R Recensione

6,5/10

Jaakko Eino Kalevi

Jaakko Eino Kalevi

Persino dalla Finlandia, solitamente patria di ben più ruvide proposte musicali, arrivano specimena di quel pop rétro sfatto e lascivo nato, senza ironia, da una costola di Ariel Pink, fiorito tra i suoi scolari (Puro Instinct) e ormai grande abbastanza per reggersi da solo, anche senza la necessità della patina lo-fi. Gioventù stremata non più alla meta ma al nastro di partenza, e perciò disperatamente ancorata a un ultimo sussulto di edonismo.
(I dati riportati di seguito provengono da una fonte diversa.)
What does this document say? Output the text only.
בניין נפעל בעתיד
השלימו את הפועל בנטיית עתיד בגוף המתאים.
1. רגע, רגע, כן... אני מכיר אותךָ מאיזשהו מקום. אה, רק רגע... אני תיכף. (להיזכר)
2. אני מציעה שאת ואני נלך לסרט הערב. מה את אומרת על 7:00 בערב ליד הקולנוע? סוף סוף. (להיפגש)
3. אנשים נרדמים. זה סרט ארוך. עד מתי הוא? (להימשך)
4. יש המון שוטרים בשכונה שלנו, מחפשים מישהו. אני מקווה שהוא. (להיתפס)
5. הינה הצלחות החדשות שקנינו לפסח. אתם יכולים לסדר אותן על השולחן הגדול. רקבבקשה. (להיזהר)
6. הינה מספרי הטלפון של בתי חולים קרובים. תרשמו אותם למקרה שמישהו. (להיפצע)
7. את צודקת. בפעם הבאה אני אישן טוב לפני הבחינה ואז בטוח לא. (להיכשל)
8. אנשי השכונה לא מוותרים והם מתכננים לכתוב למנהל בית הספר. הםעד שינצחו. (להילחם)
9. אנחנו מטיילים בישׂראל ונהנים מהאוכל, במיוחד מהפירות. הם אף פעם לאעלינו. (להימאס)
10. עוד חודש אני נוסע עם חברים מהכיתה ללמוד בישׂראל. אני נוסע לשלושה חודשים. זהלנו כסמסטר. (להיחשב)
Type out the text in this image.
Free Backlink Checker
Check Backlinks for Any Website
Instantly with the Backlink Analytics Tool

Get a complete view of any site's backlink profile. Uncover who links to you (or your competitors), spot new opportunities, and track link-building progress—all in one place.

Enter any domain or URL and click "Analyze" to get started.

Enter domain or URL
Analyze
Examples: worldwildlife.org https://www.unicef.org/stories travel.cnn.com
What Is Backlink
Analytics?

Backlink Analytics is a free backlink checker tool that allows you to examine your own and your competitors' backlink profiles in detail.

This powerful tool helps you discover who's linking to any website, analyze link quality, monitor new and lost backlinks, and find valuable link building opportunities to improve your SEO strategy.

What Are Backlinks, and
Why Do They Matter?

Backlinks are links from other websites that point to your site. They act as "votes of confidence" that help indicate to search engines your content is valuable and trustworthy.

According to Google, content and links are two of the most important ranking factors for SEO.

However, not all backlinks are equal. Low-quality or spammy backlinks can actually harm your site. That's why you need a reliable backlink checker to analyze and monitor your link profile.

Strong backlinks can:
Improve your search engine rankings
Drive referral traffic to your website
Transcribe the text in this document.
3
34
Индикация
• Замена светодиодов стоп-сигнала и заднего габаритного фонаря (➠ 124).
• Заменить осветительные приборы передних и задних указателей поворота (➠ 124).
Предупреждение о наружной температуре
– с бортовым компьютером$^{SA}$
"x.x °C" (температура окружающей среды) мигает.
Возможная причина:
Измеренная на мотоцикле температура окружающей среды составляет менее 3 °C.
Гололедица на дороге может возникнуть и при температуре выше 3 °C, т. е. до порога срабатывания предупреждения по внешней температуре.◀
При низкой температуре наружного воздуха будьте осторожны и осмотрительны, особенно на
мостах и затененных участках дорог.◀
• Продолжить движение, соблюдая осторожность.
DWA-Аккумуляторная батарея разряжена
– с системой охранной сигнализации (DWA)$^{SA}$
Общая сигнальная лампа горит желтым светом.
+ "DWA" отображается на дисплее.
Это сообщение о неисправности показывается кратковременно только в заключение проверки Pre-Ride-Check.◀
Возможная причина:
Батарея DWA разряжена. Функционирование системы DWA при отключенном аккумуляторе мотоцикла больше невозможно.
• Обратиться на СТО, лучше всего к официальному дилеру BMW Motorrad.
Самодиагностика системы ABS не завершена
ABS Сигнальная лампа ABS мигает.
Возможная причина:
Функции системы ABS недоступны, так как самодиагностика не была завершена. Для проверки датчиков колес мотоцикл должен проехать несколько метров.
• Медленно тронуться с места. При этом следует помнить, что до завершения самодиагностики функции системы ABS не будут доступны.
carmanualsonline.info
Il disco eponimo di Jaakko Eino Kalevi non nasconde nulla della sua natura sfibrata e arrendevole, formandosi per lo più su synth arrotondati da chitarre blande (“Say”) e bassi che si sfiancano su groove col technicolor pallido anni ’70 (“Don’t Ask Me Why”, ostentatamente old fashioned). Spesso le canzoni faticano a formarsi, rimanendo aborti che si coagulano attorno alla stesso loop (“JEK”, “Mind Like Muscle”), magari stornato in sensualità per eccesso di pigrizia, come da lezione del Destroyer di “Kaputt” (“Double Talk”).

Aiutano, in questo, il sostegno vocale femminile di Suad Khalifa, a volte responsabile, assieme all’aura più surreale di certi fraseggi elettronici, di un’impressione tra primi Knife e Fever Ray (vd. l’ammaliante “Deeper Shadows”), e l’ingresso, qua e là, del sax (“Ikuinen Purkautumaton Jännite”). Mixa Nicolas Vernhes, che spesso trasforma in cose svaporate la musica che tocca (Small Black, Wild Nothing, l’ultimo The War on Drugs).  

Un po’ di struttura melodica in più avrebbe giovato, visto che, dove compare, anche per cenni, fa uscire i pezzi migliori del lotto (“Night at the Field”, “Hush Down”, la già citata “Deeper Shadows”). L’ascolto, comunque, piace, e accontenterà chi ama l’Ariel Pink meno sregolato ed eccentrico.